While talking at a press conference on the rise of the household debt load, Chairman Anatoly Aksakov uttered his conviction that the government will support a cryptocurrency, “but it will be a ruble-pegged cryptocurrency.” The representative clarified that the suggested coin will symbolize a blockchain-powered stablecoin pegged 1:1 to the ruble.
Aksakov additionally elaborated the model of building the stable coin and noted that the crypto currency will be secured by a bank deposit of a certain amount.

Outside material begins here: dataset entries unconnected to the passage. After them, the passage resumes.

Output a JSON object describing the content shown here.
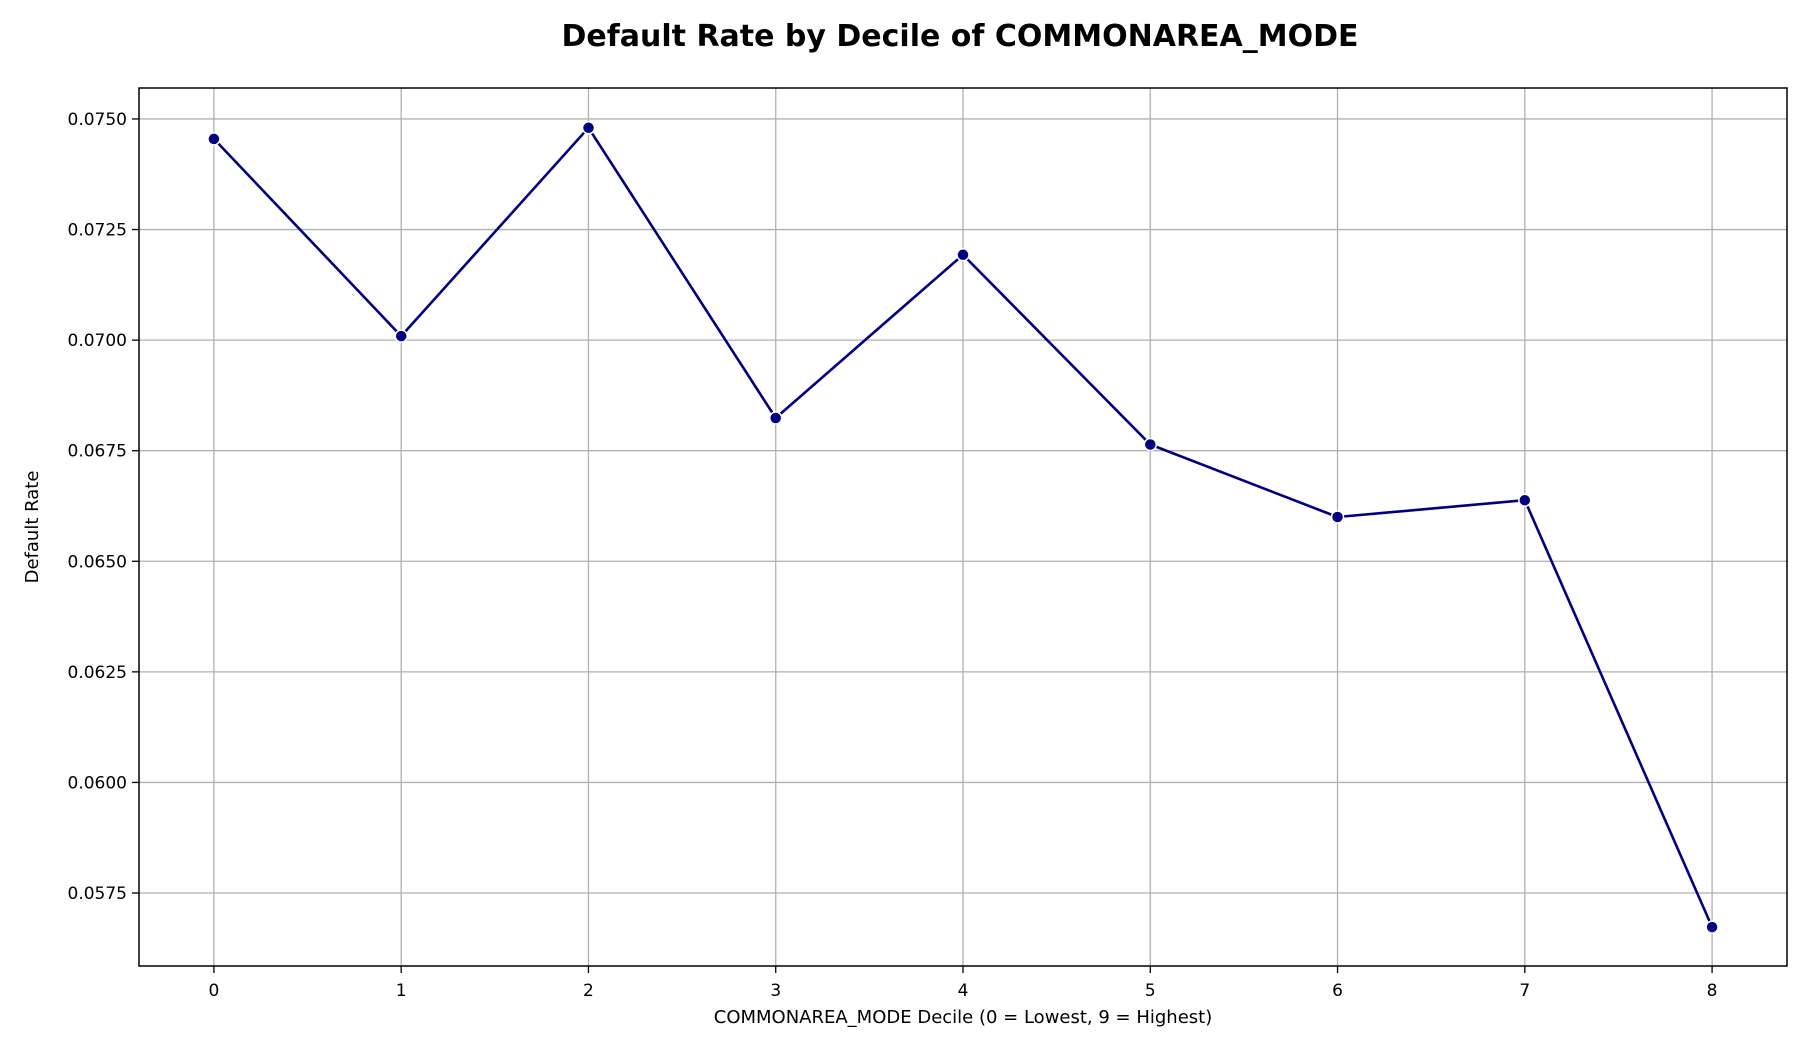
{
  "chart_data": {
    "type": "line",
    "title": "Default Rate by Decile of COMMONAREA_MODE",
    "xlabel": "COMMONAREA_MODE Decile (0 = Lowest, 9 = Highest)",
    "ylabel": "Default Rate",
    "x": [
      0,
      1,
      2,
      3,
      4,
      5,
      6,
      7,
      8
    ],
    "series": [
      {
        "values": [
          0.07455,
          0.07009,
          0.0748,
          0.06824,
          0.07193,
          0.06764,
          0.066,
          0.06638,
          0.05673
        ]
      }
    ],
    "xlim": [
      -0.4,
      8.4
    ],
    "ylim": [
      0.05585,
      0.0757
    ],
    "x_ticks": [
      "0",
      "1",
      "2",
      "3",
      "4",
      "5",
      "6",
      "7",
      "8"
    ],
    "y_ticks": [
      "0.0575",
      "0.0600",
      "0.0625",
      "0.0650",
      "0.0675",
      "0.0700",
      "0.0725",
      "0.0750"
    ],
    "grid": true,
    "line_color": "#000080",
    "marker_color": "#000080",
    "grid_color": "#b0b0b0"
  }
}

A banking institution will subsequently distribute a matching amount of crypto assets using blockchain technology, while keeping up a ratio of 1:1. Per the Moscow news magazine Mskagency, the chairman categorically stated that the crypto currency will be issued by the central bank because it is hedged by fiat currency.
To conclude, Aksakov remarked that the implementation of blockchain technology in terms of issuance “crypto-money” is “promising.”
In late October, Aksakov claimed that main cryptocurrencies such as Bitcoin (BTC) and Ethereum (ETH) are fated to a “bleak future” since they are not supported by anything, adding that this was a rationale for the latest revision to the Russian draft law “On Digital Financial Assets” erasing the description of crypto mining from its purview.
The thought of introducing a Russian state-issued cryptocurrency, named the CryptoRuble, was informed in early 2018, with the Russian Association of Cryptocurrency and Blockchain (RACIB) asserting that the coin will be introduced in the middle of 2019. However, of late, presidential adviser Sergey Glazyev stated that there is so far no development on the matter, while explaining that the prevailing programming tools could permit for a “very fast” development and distribution of cryptocurrency.